Apple dominates with 56% of streaming devices market; tiny Roku distant second with 21%

“We’ve just released our latest Frost & Sullivan report on the size of the Consumer Video Devices Market, which details the market drivers, restraints to market growth, product and pricing trends, competitive landscape, and market forecasts and trend analysis broken out by region of the world for the next five years,” Dan Rayburn, principal analyst for Frost & Sullivan, reports via Seeking Alpha.

“Our report details sales numbers showing that Apple (AAPL) owned 56% of the streaming devices market in 2012, with Roku coming in second at 21% of the market,” Rayburn reports. “Apple TV’s AirPlay feature was strategically crafted to simplify the process of transferring laptop and tablet displays to a TV screen, and it is AirPlaying – not OTT streaming – that is the primary reason for purchase of Apple TV devices.”

Rayburn reports, “The long-term potential for this segment does remain uncertain.

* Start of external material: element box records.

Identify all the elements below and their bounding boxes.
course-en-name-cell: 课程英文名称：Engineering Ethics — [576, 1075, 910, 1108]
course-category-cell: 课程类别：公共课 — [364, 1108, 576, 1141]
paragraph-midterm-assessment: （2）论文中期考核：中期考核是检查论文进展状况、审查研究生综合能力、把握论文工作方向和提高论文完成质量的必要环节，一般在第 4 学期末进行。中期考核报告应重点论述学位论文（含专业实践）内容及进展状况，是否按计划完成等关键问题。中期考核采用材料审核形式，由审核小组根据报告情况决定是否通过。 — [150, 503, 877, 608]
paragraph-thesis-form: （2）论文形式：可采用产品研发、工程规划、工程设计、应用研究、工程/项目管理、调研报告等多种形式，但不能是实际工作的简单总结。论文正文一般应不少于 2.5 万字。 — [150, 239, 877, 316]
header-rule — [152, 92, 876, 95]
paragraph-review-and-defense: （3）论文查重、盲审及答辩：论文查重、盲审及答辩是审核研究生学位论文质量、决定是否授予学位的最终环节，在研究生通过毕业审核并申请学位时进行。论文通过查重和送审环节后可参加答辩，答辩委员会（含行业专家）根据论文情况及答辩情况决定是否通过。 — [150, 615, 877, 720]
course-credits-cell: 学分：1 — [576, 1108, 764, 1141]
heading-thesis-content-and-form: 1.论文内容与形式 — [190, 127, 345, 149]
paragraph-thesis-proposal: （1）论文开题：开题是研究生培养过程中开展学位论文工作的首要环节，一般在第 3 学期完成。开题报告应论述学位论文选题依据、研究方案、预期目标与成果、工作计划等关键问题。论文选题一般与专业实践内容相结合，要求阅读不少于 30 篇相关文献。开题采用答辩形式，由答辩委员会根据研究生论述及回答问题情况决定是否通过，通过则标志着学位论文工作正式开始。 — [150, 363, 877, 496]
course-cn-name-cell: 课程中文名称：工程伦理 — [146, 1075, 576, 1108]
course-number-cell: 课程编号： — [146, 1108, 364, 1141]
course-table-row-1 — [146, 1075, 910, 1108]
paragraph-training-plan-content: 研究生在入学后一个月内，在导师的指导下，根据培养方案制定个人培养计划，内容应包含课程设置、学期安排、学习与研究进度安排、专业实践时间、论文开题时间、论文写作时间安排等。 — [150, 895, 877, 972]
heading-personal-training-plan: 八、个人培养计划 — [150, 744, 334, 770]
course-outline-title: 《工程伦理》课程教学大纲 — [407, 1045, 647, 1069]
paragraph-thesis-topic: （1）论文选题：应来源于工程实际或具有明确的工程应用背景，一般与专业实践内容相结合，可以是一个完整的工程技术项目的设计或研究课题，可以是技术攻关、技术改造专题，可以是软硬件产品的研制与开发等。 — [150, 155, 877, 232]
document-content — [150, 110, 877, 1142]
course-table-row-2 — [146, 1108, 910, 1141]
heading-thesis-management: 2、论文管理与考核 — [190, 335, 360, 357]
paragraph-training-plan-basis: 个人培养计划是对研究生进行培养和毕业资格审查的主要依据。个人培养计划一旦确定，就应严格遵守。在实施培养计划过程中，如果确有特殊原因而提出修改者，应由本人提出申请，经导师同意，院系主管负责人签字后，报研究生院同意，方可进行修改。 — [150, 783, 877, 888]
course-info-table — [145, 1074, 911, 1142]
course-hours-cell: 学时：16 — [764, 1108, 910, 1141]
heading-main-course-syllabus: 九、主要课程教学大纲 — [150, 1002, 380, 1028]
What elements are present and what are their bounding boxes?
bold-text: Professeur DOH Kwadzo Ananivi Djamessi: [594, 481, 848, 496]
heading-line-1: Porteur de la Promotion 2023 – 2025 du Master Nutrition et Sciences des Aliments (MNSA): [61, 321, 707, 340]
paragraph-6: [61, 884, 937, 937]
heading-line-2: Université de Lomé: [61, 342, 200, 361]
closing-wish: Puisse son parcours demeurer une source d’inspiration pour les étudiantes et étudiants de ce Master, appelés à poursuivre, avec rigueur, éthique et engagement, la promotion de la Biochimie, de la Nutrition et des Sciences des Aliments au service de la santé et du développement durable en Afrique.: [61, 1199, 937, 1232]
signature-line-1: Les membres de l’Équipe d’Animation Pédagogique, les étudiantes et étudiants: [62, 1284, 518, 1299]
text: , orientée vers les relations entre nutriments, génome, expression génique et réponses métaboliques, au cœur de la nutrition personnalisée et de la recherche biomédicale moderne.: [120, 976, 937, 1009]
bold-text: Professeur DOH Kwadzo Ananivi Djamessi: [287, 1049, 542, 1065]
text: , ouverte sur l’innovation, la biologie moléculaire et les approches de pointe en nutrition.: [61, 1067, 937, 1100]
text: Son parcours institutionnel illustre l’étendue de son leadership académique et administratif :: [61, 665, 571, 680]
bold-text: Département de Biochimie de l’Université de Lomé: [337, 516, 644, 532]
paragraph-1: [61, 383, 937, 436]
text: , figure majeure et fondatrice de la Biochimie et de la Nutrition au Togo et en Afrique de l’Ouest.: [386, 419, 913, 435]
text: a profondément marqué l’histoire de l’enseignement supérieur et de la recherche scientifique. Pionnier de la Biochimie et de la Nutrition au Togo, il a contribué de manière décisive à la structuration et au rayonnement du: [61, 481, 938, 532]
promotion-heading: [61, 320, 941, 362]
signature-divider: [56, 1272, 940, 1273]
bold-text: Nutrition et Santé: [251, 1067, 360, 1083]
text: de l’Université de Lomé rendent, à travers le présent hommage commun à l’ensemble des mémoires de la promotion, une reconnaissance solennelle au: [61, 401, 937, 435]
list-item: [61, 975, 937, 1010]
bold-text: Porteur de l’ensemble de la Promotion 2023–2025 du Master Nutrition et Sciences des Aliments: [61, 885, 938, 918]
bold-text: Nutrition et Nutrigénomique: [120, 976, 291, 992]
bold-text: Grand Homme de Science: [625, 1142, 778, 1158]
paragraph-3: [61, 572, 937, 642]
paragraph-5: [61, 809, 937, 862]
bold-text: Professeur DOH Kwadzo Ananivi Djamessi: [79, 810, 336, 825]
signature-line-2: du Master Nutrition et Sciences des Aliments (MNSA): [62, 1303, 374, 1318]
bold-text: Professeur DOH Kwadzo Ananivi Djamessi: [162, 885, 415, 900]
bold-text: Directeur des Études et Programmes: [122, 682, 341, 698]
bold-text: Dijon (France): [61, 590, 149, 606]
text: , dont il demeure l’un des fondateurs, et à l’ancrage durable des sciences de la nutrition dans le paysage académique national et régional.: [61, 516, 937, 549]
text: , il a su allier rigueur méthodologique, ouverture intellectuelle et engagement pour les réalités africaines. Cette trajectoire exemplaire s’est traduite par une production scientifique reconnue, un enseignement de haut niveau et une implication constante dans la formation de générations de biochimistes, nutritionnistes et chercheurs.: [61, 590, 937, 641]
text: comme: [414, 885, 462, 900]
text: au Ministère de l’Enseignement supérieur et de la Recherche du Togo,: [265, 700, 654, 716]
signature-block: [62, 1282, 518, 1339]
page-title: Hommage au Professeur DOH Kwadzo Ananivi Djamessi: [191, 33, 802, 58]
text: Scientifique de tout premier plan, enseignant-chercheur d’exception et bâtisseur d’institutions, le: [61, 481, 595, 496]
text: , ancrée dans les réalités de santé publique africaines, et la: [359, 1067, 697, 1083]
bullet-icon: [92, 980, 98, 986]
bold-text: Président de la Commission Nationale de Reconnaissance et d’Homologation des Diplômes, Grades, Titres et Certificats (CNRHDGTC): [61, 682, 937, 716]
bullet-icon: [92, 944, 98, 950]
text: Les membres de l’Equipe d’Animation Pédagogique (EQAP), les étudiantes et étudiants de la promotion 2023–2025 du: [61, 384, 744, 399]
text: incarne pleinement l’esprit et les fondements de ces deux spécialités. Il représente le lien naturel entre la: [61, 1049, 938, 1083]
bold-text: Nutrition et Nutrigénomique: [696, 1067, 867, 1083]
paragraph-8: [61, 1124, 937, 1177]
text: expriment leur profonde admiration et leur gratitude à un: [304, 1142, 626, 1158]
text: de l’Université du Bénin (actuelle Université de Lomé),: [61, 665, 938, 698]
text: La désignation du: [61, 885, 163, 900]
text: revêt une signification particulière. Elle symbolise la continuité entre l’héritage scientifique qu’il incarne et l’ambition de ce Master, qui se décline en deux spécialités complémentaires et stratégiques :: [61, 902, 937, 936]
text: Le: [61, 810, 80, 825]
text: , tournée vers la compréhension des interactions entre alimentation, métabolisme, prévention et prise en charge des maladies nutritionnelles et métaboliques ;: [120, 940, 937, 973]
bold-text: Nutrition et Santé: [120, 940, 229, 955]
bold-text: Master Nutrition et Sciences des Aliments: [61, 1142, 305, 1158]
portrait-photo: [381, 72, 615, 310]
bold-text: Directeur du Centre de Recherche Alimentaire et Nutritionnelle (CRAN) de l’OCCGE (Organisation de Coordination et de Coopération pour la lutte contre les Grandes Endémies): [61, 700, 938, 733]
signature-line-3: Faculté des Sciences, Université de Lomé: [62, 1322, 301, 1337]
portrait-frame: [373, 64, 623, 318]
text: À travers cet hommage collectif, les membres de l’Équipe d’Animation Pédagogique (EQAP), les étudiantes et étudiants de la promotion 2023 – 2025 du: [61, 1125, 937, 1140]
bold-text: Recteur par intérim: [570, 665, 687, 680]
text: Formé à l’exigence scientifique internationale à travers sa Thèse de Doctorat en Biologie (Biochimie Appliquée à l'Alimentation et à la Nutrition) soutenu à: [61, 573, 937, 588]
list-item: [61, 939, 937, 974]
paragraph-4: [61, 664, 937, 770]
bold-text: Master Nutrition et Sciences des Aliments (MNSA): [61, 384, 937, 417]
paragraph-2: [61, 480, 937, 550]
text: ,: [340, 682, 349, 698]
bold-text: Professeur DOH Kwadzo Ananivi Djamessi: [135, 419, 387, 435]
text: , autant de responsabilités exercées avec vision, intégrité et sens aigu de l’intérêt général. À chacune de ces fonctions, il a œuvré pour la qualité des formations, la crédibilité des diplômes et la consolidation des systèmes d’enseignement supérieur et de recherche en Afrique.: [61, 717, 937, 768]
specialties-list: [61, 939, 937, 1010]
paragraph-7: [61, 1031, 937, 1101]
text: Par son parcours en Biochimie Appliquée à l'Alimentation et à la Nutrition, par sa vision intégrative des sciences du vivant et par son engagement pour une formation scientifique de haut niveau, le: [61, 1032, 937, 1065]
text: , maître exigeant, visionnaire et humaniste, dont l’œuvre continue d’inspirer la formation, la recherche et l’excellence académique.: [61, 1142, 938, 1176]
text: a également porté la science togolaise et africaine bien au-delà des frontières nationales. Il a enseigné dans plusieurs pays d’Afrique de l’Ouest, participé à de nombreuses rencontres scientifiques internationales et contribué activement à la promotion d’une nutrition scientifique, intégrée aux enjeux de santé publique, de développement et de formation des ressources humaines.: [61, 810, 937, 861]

It is important to note that while current growth rates are high, the total installed base of $99 streaming boxes is quite low.”

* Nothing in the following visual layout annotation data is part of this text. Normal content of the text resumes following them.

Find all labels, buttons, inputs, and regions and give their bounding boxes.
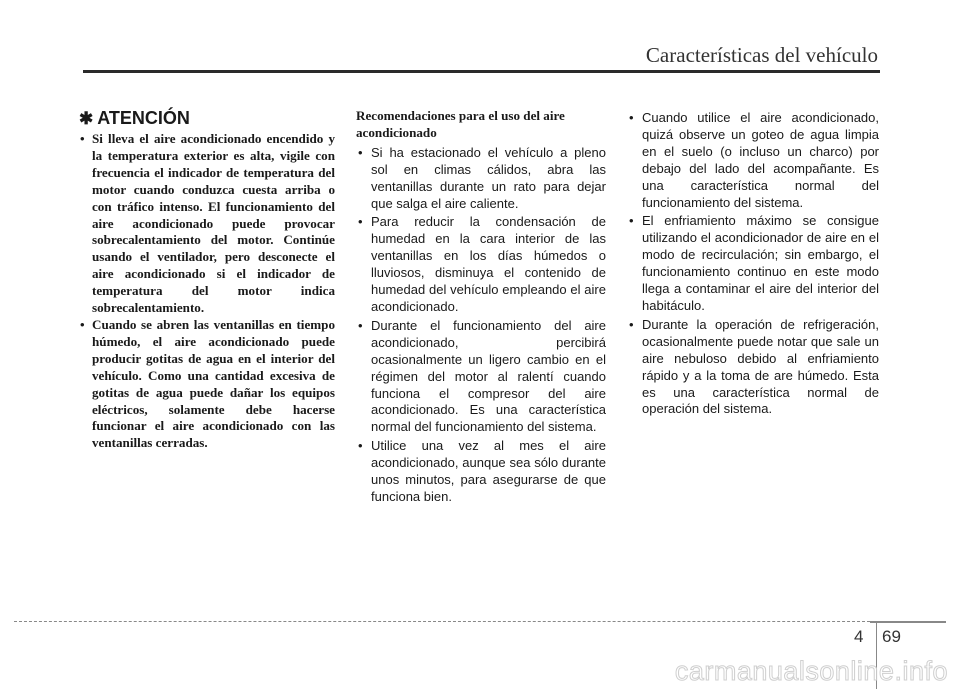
attention-column xyxy=(79,108,335,452)
page-number: 69 xyxy=(882,627,901,646)
attention-list xyxy=(79,131,335,452)
list-item: • Durante el funcionamiento del aire acondicionado, percibirá ocasionalmente un ligero cambio en el régimen del motor al ralentí cuando funciona el compresor del aire acondicionado. Es una característica normal del funcionamiento del sistema. xyxy=(356,318,606,436)
recommendations-title: Recomendaciones para el uso del aire acondicionado xyxy=(356,108,565,140)
recommendations-column xyxy=(356,108,606,508)
list-item: • Si lleva el aire acondicionado encendido y la temperatura exterior es alta, vigile con frecuencia el indicador de temperatura del motor cuando conduzca cuesta arriba o con tráfico intenso. El funcionamiento del aire acondicionado puede provocar sobrecalentamiento del motor. Continúe usando el ventilador, pero desconecte el aire acondicionado si el indicador de temperatura del motor indica sobrecalentamiento. xyxy=(79,131,335,317)
attention-heading xyxy=(79,108,335,129)
header-divider xyxy=(83,70,880,73)
list-item: • El enfriamiento máximo se consigue utilizando el acondicionador de aire en el modo de recirculación; sin embargo, el funcionamiento continuo en este modo llega a contaminar el aire del interior del habitáculo. xyxy=(627,213,879,314)
attention-title: ATENCIÓN xyxy=(97,108,190,128)
notes-list xyxy=(627,110,879,418)
list-item: • Durante la operación de refrigeración, ocasionalmente puede notar que sale un aire nebuloso debido al enfriamiento rápido y a la toma de are húmedo. Esta es una característica normal de operación del sistema. xyxy=(627,317,879,418)
list-item: • Cuando utilice el aire acondicionado, quizá observe un goteo de agua limpia en el suelo (o incluso un charco) por debajo del lado del acompañante. Es una característica normal del funcionamiento del sistema. xyxy=(627,110,879,211)
list-item: • Si ha estacionado el vehículo a pleno sol en climas cálidos, abra las ventanillas durante un rato para dejar que salga el aire caliente. xyxy=(356,145,606,213)
notes-column xyxy=(627,110,879,420)
list-item: • Utilice una vez al mes el aire acondicionado, aunque sea sólo durante unos minutos, para asegurarse de que funciona bien. xyxy=(356,438,606,506)
list-item: • Para reducir la condensación de humedad en la cara interior de las ventanillas en los días húmedos o lluviosos, disminuya el contenido de humedad del vehículo empleando el aire acondicionado. xyxy=(356,214,606,315)
footer-dashed-rule xyxy=(14,621,870,622)
watermark: carmanualsonline.info xyxy=(674,656,948,686)
asterisk-icon: ✱ xyxy=(79,108,94,128)
page-header-title: Características del vehículo xyxy=(645,43,878,67)
list-item: • Cuando se abren las ventanillas en tiempo húmedo, el aire acondicionado puede producir gotitas de agua en el interior del vehículo. Como una cantidad excesiva de gotitas de agua puede dañar los equipos eléctricos, solamente debe hacerse funcionar el aire acondicionado con las ventanillas cerradas. xyxy=(79,317,335,452)
recommendations-list xyxy=(356,145,606,506)
chapter-number: 4 xyxy=(854,627,864,646)
footer-solid-rule xyxy=(870,621,946,623)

Read more in the full article here.

[Thanks to MacDailyNews Reader “Ellis D.” for the heads up.]

12 Comments

  1. Article: “Google (GOOG) is conspicuous by its absence in this segment. Devices based on the Google TV platform have seen very little commercial success so far, with our estimates of less than 1M total installed devices, ”

    E. Schmidt 2011:
    ” “By the summer of 2012, the majority of the televisions you see in stores will have Google TV embedded.”

    LOL

    everywhere I read the apple hater press is saying that Google (samsung etc) is ‘out innovating’ Apple , weird that they don’t look at Google flops like this. Instead they persistently talk of Apple Tv as a failure.

    Goog stock is heading towards all time highs, if apple had a ‘Google TV’ product flop the idiot analysts would be saying aapl is worth $2.

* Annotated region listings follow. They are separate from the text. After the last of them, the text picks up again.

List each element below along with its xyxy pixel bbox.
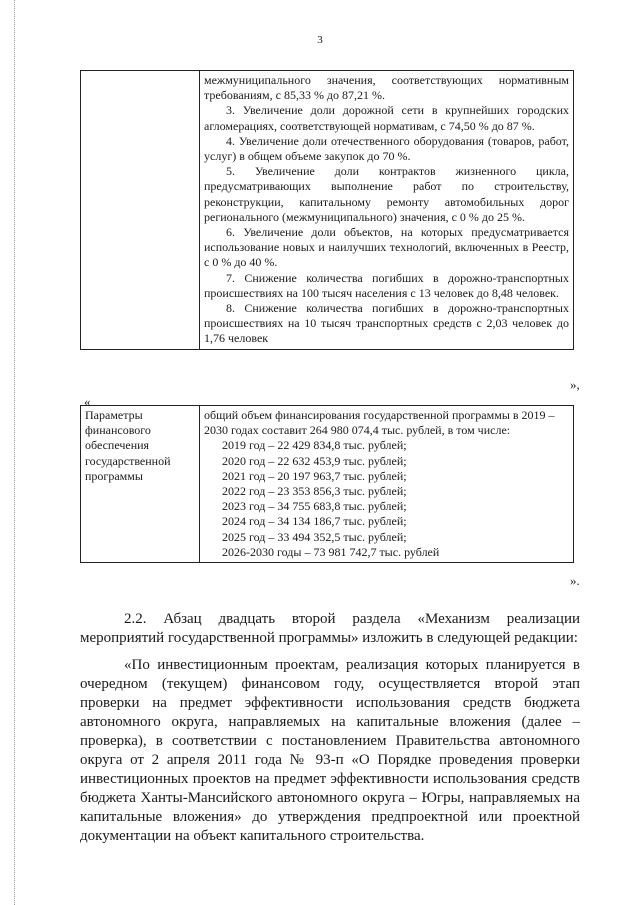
body-paragraph: 2.2. Абзац двадцать второй раздела «Механизм реализации мероприятий государственной программы» изложить в следующей редакции:: [80, 611, 580, 646]
financing-year-item: 2025 год – 33 494 352,5 тыс. рублей;: [222, 529, 407, 544]
targets-table: [80, 70, 574, 350]
binding-margin-line: [14, 0, 15, 905]
body-text: [80, 610, 580, 846]
table-row: [81, 71, 574, 350]
financing-intro: общий объем финансирования государственной программы в 2019 – 2030 годах составит 264 980 074,4 тыс. рублей, в том числе:: [204, 408, 555, 438]
financing-year-item: 2019 год – 22 429 834,8 тыс. рублей;: [222, 438, 407, 453]
table-cell-label: [81, 71, 200, 350]
target-item: 7. Снижение количества погибших в дорожно-транспортных происшествиях на 100 тысяч населения с 13 человек до 8,48 человек.: [204, 270, 569, 300]
financing-years-list: [204, 438, 569, 560]
financing-year-item: 2020 год – 22 632 453,9 тыс. рублей;: [222, 453, 407, 468]
body-paragraph: «По инвестиционным проектам, реализация которых планируется в очередном (текущем) финансовом году, осуществляется второй этап проверки на предмет эффективности использования средств бюджета автономного округа, направляемых на капитальные вложения (далее – проверка), в соответствии с постановлением Правительства автономного округа от 2 апреля 2011 года № 93-п «О Порядке проведения проверки инвестиционных проектов на предмет эффективности использования средств бюджета Ханты-Мансийского автономного округа – Югры, направляемых на капитальные вложения» до утверждения предпроектной или проектной документации на объект капитального строительства.: [80, 657, 580, 844]
closing-quote-mark: ».: [570, 573, 580, 588]
table-cell-targets: [200, 71, 574, 350]
financing-table: [80, 405, 574, 563]
opening-quote-mark: «: [84, 394, 91, 409]
financing-year-item: 2024 год – 34 134 186,7 тыс. рублей;: [222, 514, 407, 529]
target-item: межмуниципального значения, соответствующих нормативным требованиям, с 85,33 % до 87,21 %.: [204, 73, 569, 103]
financing-year-item: 2026-2030 годы – 73 981 742,7 тыс. рублей: [222, 544, 440, 559]
target-item: 4. Увеличение доли отечественного оборудования (товаров, работ, услуг) в общем объеме закупок до 70 %.: [204, 133, 569, 164]
target-item: 6. Увеличение доли объектов, на которых предусматривается использование новых и наилучших технологий, включенных в Реестр, с 0 % до 40 %.: [204, 225, 569, 270]
financing-year-item: 2022 год – 23 353 856,3 тыс. рублей;: [222, 484, 407, 499]
target-item: 3. Увеличение доли дорожной сети в крупнейших городских агломерациях, соответствующей нормативам, с 74,50 % до 87 %.: [204, 103, 569, 133]
financing-year-item: 2023 год – 34 755 683,8 тыс. рублей;: [222, 499, 407, 514]
page-number: 3: [317, 34, 323, 46]
target-item: 8. Снижение количества погибших в дорожно-транспортных происшествиях на 10 тысяч транспортных средств с 2,03 человек до 1,76 человек: [204, 301, 569, 346]
financing-cell: [200, 406, 574, 563]
closing-quote-mark: »,: [570, 377, 580, 392]
financing-year-item: 2021 год – 20 197 963,7 тыс. рублей;: [222, 468, 407, 483]
table-row: [81, 406, 574, 563]
target-item: 5. Увеличение доли контрактов жизненного цикла, предусматривающих выполнение работ по строительству, реконструкции, капитальному ремонту автомобильных дорог регионального (межмуниципального) значения, с 0 % до 25 %.: [204, 164, 569, 224]
financing-label: Параметры финансового обеспечения государственной программы: [81, 406, 200, 563]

  2. No no. This is a “hobby” … Don’t pay any attention to the reality.

    “Apple is reportedly in talks with Time Warner Cable about offering live programming from that company through what would presumably be a new app for Apple TV.” Maybe even with out commercials for an additional fee. I would pay for that!

    Do you think this and DVR recording in Apple’s iCloud in one of their billion dollar server farms and 3rd party gaming apps will turn this “hobby” around even more.

    No, this is just a “hobby”. Move along, nothing to see here.

  3. I really enjoyed my Roku box, but once I got a new Apple TV I took it out and haven’t missed it at all. It had a ton of stuff on it, both pay and free, but most are just worthless time wasters. Oh yeah, finally got rid of NetFlix too, and don’t miss it either.

    1. Oh, wow, so Netflix has reached the “it’s cool to hate it” stage?

      Suit yourself, but I couldn’t live without it. I haven’t come close to exhausting all the stuff they have that I want to watch.

      ——RM

  4. Come on MDN, where’s Eric T. Mole quote about “Google TV’s future dominance within 6 months” from 2 years ago? iCal’d that, of course?

  5. To me, it’s amazing that Apple TV is outselling Roku when Apple TV isn’t even advertised. I’m a happy Apple TV owner, but that’s because it fits in with all my other Apple stuff. If my house wasn’t full of Apple gear, I think I would’ve gotten the Roku, because it comes with more content.

    Mind you, that content comes at a cost. Apps on the Roku are made independently by 3rd-parties and must not be vetted by Roku, because the MLS app I tried on my parent’s Roku was damn near unusable.

    ——RM

    1. I figure the Apple stores have a lot to do with it. I once saw an employee there explaining the Apple TV to someone who clearly had never heard of it. He ended leaving the store with one.

      1. If you have a Mac or iOS device it’s basically a no-brainer purchase. It’s also the best Netflix content interface out there. I’d give Hulu Plus a shout out but their totally f*cked up policy of selling ads on a paid subscription makes them a no go for me.

    2. If you really want to to see how NOT to do a consumer box, take a look at Tivo. Their streaming media options are horribly implemented. They let the content provider write the software and it’s done in Flash so each provider has a completely different interface which is completely different than the Tivo interface.

      Even though I have a Tivo and could get my streaming media that way, I still own an Apple TV just for the superior Netflix interface.

      1. Just curious: When you say “superior Netflix interface”, what are you comparing it to? It sure beats the heck out of the interface on a computer, true. But I’ve recently tried watching Netflix on my wife’s PS3, which is hooked up to the same TV, and I think I prefer it for that.

        The biggest problem I have with Netflix on my Apple TV is the occasional delay in starting a video, which can be a minute or more. I think it’s because the Apple TV only shows the highest-resolution feed, while the PS3 can deal with network congestion by starting with a lower resolution then switching to a high resolution later.

        The Netflix app on Apple TV does have a clean, uncluttered interface, true, but I think it could use an upgrade.